Non andai nel panico nemmeno quando fece un commento sul buco che spiccava nel mio cruscotto.

«Sì è rotta l’autoradio?», domandò.

«Sì», mentii.

Frugò nell’apertura. «Chi l’ha tolta? È un bel danno...».

«Sono stata io».

Rise. «Meglio che non tocchi le moto, allora!».

«Sta’ tranquillo».

Secondo Jacob, la spedizione alla discarica aveva dato buoni frutti. Era entusiasta di aver rimediato quelli che per me erano solo pezzi di metallo deformati e anneriti dall’olio; mi sembrava già una gran cosa che riuscisse a capire cosa fossero.

Poi ci trasferimmo a Hoquiam, all’officina di Checker. Con il pick-up, sull’autostrada che scendeva a sud tra mille curve, impiegammo più di due ore, ma con Jacob il tempo passava piacevolmente. Chiacchierammo dei suoi amici e della scuola, e mi ritrovai a fargli domande senza neanche fingere, ma sinceramente curiosa di ascoltare i suoi racconti.

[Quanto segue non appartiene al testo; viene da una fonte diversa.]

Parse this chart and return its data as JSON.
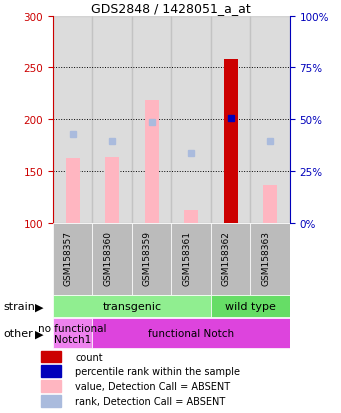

«Sto parlando solo io», si lamentò, dopo un lungo aneddoto sui guai in cui si era cacciato Quil dopo che aveva chiesto di uscire alla ragazza di uno dell’ultimo anno. «Perché non racconti qualcosa tu? Che succede a Forks? Scommetto che c’è molta più vita che a La Push».

«Ti sbagli», sospirai. «Non succede niente. I tuoi amici sono molto più interessanti dei miei. Mi piacciono. Quil è divertente».

Aggrottò le sopracciglia. «Secondo me anche tu piaci a lui».

Scoppiai a ridere. «È troppo giovane per me».

Jacob si fece ancora più scuro in viso. «Non così tanto. Appena un anno e pochi mesi».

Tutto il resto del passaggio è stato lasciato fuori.